Was there an upgrade of the Vision Jet package? … I see v1.8.0 now. Not sure if the cached version was older.
Why does FS2024 not read the recorded state of the Vision Jet? … I always need to pick my livery again and again.
Was this because I looked at the Boeing 787 Max before? … so is the aircraft cache limited to 2 GB?
Lots of related interesting questions … but I have no recordings related to this.
So … by accident … what I could witness instead was a perfect “ground tile LOD mystery” event. This is related to a message I left here in the forum:
For the purpose of this story I will use the following, totally made up, LOD definitions:
LOD-1 … lowest level of detail (IMHO this is way below “Low” grade).
LOD-10 … highest level of detail (call it “Ultra” grade).
My FS2024 config remained as in all the previous tests. Here I mainly want to stress:
RollingCache.ccc is at 256 GB.
Graphics settings include:
“Off Screen Terrain Pre-Caching” = Ultra
“Dynamic Settings” = OFF … so no “Framerate Target”
Ground tile LOD mystery timeline
18.30
“Start flight” with the Vision Jet at PHNY Lana’i
In the last days I have performed all my flights around this island (see the previous tests).
With a RollingCache.ccc of 256 GB I was expecting that every landscape data would already be in the cache.
18.32
First “Bandwidth too low” warning … matches what I can see.
Even right under the feet of my avatar it looks like LOD-1 ground material.
On my favorite airport, where everything should be in the cache by now,
… even after 2 hours of network and CDN activity
… not even the basic ground tiles are present.
But most interestingly … some ultra LOD-10 ground content basically “went missing” while watching it.

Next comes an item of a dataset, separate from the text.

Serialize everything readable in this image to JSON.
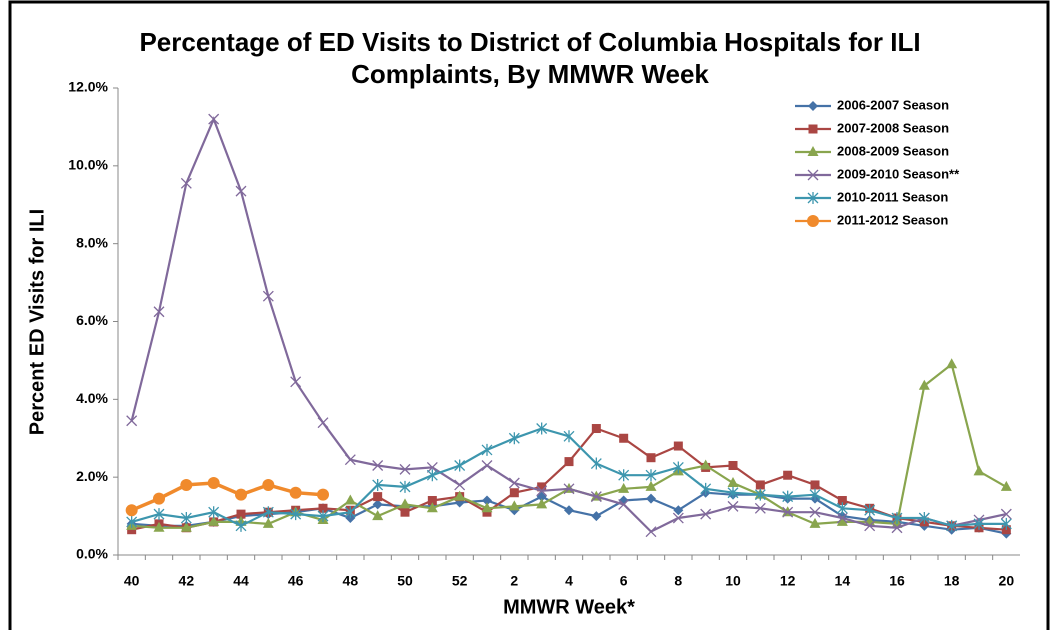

None of this can be explained by poor CDN performance or a too small Rolling Cache.ccc. Those issues are clearly inside some other parts of the data lookup, data caching and post-processing pipeline.
Related ProcMon recordings
As I already mentioned at the beginning. Due to a crash of the Process Monitor I lost the related full recording. But I started another recording session at 20.46 which produced this result at 21.17 … so it contains the data of around 30 minutes:
Why we don’t have a detailed description how it works from Asobo? And not from one of the smiling “dev stream” faces but mademoiselle who really programmed it?